Die Ursache für den Zürich-Schweiz-Gas-Graben liegt im Einkaufsverhalten. Hier verfolgen die Energieversorger unterschiedliche Ansätze. In der Stadt Zürich setzt Energie 360° auf gestaffelte Einkäufe, kauft also zu unterschiedlichen Zeitpunkten ein. Deshalb reagiert der Preis schneller – nach oben, aber auch nach unten. Inzwischen liegt die Gaspreisteuerung wieder unter dem Schweizer Durchschnitt.

Die Parkplatz-Schere

Eine interessante Entwicklung vollzogen auch die Parkplatz- und Garagenpreise in Zürich: Sie sind leicht gesunken, während sie in der übrigen Schweiz gestiegen sind. Und dies, obwohl die Stadt Parkplätze auf öffentlichem Grund abbaut. «Hier spielen wohl Angebot und Nachfrage», sagt Robert Weinert von Wüest Partner. Die Zahl der Haushalte mit Auto sinke in der Stadt Zürich, gleichzeitig müssen Neubauten für neue Parkplätze sorgen. «Hinzu kommt: Das Preisniveau war schon hoch, es war also kein Potenzial mehr da für höhere Preise.»

Die teureren Ausnahmen

Es gibt nur wenige Produkte, deren Preise in der Stadt Zürich stärker angestiegen sind als in der Restschweiz. Neben der Fernwärme sind es zum Beispiel die Kantinen und Personalrestaurants. Die angefragten grossen Unternehmen ZFV und SV, die Hunderte solche Betriebe führen, konnten die unterschiedliche Preisentwicklung nicht erklären. Generell hätten die Preise aber angehoben werden müssen, weil Lebensmittel und die Logistik teurer geworden, aber auch die Löhne gestiegen seien.

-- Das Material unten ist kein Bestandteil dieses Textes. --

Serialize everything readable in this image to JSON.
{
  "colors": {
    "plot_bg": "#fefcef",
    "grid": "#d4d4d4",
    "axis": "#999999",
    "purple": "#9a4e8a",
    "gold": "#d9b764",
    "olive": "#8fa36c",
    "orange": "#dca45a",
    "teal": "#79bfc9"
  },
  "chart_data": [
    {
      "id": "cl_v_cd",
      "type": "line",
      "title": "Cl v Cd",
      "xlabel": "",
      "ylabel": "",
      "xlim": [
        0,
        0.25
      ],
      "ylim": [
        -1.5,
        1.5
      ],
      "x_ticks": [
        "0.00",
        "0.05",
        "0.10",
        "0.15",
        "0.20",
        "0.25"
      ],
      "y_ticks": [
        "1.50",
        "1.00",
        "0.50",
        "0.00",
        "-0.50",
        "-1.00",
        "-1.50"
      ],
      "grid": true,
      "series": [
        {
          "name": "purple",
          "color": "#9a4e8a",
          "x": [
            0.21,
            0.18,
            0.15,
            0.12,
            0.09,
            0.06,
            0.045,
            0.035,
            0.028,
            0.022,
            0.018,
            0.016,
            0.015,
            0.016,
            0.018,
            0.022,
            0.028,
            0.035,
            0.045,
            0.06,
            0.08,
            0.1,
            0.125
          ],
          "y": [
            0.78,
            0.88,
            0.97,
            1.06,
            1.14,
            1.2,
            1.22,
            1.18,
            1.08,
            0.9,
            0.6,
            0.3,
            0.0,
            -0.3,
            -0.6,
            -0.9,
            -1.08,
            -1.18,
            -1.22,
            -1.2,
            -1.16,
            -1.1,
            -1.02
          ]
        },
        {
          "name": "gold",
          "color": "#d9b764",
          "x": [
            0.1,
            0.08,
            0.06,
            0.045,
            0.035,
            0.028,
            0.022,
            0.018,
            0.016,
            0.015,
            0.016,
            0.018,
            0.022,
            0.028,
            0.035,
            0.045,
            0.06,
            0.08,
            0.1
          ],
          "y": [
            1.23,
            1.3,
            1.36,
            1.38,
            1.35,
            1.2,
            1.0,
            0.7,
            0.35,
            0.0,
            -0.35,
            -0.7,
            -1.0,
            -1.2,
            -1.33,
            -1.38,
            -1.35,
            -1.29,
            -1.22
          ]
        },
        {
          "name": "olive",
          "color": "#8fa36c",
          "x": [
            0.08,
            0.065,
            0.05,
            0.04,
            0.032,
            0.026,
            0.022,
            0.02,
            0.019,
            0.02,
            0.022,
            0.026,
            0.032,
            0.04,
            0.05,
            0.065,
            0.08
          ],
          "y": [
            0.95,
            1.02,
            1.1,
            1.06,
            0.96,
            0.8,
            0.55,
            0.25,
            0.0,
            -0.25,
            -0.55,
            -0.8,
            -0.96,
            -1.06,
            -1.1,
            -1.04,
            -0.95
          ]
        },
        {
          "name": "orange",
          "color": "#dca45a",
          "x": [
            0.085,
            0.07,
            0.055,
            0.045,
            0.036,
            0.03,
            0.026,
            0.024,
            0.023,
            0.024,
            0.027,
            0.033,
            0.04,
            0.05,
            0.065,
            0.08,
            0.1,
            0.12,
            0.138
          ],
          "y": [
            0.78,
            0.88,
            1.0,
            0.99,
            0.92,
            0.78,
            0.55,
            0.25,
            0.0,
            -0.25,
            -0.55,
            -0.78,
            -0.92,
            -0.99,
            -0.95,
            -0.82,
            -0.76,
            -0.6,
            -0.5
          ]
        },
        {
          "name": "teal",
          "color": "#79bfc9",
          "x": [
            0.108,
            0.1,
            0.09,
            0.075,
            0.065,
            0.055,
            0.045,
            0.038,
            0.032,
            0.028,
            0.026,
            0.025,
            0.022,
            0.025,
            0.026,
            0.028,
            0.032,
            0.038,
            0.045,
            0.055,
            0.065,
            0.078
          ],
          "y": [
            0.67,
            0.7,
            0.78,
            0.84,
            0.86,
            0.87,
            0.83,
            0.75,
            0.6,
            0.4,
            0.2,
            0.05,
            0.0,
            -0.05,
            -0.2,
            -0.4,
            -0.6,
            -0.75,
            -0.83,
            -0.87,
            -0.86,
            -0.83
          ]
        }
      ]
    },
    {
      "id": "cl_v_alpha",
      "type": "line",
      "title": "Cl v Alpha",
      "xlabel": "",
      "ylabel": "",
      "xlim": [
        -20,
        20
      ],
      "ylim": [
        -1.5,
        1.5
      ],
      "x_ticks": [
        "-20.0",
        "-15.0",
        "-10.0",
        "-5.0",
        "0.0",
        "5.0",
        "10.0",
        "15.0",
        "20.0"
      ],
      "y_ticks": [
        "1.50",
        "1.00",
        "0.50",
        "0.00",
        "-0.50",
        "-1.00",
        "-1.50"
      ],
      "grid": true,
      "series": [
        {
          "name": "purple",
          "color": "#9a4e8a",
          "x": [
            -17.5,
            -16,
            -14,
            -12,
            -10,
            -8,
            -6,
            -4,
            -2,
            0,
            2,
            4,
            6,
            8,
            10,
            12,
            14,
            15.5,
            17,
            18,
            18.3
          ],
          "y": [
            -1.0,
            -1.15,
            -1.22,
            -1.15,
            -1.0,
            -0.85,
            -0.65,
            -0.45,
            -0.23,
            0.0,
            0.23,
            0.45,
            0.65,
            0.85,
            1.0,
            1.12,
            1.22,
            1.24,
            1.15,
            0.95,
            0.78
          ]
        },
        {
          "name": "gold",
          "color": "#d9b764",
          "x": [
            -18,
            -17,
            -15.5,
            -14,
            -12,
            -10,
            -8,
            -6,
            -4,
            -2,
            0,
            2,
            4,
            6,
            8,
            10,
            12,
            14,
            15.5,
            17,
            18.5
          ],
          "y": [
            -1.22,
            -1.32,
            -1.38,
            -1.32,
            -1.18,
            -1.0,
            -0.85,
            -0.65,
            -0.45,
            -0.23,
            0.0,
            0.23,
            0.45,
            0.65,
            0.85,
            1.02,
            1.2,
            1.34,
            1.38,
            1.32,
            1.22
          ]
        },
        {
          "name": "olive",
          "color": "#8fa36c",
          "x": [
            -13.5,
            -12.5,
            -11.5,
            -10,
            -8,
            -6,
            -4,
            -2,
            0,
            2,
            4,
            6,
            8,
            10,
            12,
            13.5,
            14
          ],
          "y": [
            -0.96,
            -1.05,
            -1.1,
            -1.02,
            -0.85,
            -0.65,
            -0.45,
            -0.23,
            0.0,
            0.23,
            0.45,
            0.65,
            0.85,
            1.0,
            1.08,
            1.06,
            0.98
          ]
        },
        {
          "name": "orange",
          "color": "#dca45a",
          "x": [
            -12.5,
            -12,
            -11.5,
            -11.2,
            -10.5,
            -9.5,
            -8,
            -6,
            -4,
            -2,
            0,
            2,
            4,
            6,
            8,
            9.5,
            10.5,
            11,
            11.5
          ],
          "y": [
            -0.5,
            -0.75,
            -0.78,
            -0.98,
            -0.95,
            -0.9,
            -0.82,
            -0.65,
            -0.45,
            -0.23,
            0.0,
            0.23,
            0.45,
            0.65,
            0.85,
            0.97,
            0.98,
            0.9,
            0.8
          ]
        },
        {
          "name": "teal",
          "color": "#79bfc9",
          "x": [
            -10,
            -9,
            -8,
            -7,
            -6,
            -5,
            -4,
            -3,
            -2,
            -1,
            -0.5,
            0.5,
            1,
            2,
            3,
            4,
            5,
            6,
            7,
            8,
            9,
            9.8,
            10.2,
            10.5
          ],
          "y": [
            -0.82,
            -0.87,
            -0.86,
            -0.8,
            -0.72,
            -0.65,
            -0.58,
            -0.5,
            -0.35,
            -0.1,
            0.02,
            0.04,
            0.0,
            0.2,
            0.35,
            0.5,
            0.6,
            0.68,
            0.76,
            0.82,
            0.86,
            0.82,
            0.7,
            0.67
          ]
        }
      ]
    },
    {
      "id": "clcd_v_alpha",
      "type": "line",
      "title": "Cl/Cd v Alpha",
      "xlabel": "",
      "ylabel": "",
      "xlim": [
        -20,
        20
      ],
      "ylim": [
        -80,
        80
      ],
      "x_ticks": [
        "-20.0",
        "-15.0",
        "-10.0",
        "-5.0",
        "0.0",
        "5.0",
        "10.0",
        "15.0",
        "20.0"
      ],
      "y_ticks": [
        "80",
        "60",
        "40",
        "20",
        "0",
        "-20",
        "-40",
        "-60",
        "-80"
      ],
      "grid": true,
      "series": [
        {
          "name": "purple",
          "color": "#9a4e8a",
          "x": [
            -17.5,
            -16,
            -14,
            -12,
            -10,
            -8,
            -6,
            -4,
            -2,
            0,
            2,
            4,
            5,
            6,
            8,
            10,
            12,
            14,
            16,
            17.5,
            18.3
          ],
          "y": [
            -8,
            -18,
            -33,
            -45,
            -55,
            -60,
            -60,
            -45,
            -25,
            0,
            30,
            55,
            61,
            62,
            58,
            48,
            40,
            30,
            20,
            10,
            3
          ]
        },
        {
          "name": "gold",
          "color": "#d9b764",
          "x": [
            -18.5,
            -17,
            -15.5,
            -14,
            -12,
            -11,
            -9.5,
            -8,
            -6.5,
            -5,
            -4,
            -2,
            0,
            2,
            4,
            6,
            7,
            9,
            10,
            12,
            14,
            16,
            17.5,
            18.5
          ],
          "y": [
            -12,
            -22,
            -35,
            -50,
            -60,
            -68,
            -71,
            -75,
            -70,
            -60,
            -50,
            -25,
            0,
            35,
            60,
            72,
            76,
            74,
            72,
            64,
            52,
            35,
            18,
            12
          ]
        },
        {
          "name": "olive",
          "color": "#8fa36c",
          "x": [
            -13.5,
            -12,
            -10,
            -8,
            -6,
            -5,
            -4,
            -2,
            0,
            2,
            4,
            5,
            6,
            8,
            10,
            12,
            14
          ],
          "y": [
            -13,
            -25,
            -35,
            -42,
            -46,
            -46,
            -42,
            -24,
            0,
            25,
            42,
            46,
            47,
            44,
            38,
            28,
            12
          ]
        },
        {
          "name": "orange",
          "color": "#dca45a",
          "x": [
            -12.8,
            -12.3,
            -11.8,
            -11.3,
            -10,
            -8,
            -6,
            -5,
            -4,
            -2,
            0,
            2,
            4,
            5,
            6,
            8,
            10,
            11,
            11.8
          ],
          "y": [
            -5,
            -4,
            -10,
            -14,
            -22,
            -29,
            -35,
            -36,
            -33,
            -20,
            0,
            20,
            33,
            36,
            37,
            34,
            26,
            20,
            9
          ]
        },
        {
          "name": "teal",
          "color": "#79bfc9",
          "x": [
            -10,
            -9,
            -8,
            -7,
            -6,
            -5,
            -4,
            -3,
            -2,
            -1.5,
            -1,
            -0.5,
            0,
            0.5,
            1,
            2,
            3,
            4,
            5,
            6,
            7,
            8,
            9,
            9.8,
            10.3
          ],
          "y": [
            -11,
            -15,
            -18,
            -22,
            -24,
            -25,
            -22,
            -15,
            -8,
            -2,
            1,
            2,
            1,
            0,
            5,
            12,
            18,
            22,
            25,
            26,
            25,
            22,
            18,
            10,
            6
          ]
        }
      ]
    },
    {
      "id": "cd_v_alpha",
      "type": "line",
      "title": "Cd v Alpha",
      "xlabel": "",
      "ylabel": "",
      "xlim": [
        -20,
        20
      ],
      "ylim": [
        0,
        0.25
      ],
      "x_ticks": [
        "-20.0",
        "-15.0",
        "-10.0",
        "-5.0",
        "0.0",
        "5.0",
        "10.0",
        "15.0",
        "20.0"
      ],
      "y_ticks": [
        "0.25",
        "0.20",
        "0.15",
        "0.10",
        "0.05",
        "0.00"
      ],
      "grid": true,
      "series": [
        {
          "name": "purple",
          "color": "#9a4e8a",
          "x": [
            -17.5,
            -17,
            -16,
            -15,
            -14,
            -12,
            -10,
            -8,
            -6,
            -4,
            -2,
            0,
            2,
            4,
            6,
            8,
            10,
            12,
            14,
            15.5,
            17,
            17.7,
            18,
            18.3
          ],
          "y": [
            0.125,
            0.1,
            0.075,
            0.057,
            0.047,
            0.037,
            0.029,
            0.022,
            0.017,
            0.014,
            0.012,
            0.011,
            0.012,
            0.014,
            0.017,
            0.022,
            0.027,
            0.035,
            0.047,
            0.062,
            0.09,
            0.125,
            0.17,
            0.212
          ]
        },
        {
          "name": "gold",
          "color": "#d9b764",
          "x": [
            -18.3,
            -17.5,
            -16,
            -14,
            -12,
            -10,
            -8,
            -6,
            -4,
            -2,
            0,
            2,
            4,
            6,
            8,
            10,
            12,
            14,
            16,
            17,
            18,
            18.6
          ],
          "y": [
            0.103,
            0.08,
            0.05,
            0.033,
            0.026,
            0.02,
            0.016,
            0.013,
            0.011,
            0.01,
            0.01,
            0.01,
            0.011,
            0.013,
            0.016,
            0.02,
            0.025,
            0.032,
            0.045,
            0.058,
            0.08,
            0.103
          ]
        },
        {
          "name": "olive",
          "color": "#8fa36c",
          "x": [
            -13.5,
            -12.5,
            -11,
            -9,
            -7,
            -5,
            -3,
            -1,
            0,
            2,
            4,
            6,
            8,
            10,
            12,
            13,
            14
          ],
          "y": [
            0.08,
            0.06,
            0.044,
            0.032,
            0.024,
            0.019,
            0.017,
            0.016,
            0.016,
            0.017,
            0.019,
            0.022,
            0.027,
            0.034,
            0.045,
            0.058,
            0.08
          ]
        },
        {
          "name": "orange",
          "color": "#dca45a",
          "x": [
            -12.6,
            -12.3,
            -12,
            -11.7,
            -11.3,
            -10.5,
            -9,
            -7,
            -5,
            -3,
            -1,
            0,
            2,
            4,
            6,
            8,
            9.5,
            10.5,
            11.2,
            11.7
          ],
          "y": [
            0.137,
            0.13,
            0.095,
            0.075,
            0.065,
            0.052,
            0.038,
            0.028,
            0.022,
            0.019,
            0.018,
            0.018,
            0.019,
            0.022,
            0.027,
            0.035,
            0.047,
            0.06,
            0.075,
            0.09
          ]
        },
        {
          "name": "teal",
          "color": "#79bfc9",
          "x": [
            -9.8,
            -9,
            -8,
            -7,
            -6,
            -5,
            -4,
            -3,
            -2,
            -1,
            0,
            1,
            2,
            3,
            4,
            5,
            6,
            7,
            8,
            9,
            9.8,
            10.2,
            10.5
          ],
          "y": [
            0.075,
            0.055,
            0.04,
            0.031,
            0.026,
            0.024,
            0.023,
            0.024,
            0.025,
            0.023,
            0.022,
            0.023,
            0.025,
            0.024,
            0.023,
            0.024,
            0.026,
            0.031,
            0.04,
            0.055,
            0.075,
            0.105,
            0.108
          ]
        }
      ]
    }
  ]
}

Auffällig ist auch die Produktgruppe Coiffeur- und Kosmetikdienstleistungen. In Zürich sind die Preise deutlich stärker gestiegen als in der übrigen Schweiz. Marc Rotter ist Mitinhaber der Schminkbar, die in verschiedenen Schweizer Städten Filialen hat. Er erklärt sich das so: «Insgesamt hat uns die Teuerung hart getroffen, weil diverse Kosmetikprodukte sowie deren Rohstoffe durch die Ukraine-Krise und die Pandemie um bis zu 20 Prozent teurer geworden sind.» Durchschnittlich habe sein Unternehmen die Preise um 3 bis 5 Prozent erhöht. Das sei aber lediglich Schadensbegrenzung gewesen, die Teuerung hätten sie nicht vollumfänglich an die Kundschaft weitergegeben. Dass in Zürich die Preise etwas stärker gestiegen seien, habe auch mit dem Standort Zürich und den höheren Lebenshaltungskosten zu tun, weshalb im Raum Zürich auch höhere Löhne bezahlt werden müssten.

Das Gefühl trügt nicht

Dennoch: Das Gefühl, dass in Zürich der Alltag teurer wurde, trügt nicht. Auch wenn die Preise bei gewissen Gütern im landesweiten Vergleich etwas moderater gestiegen sind. Teurer wurde es trotzdem. So bezahlt man heute für acht der zehn am stärksten gewichteten Produkte deutlich mehr als noch Ende 2020. Und dazu zählt auch die Margherita in der Pizzeria im Kreis 3. Die Preise in Zürichs Restaurants und Cafés sind um 6,4 Prozent gestiegen, Autos, Töffs und Velos kosten 9 Prozent mehr und deren Unterhalt gleich 16,2 Prozent.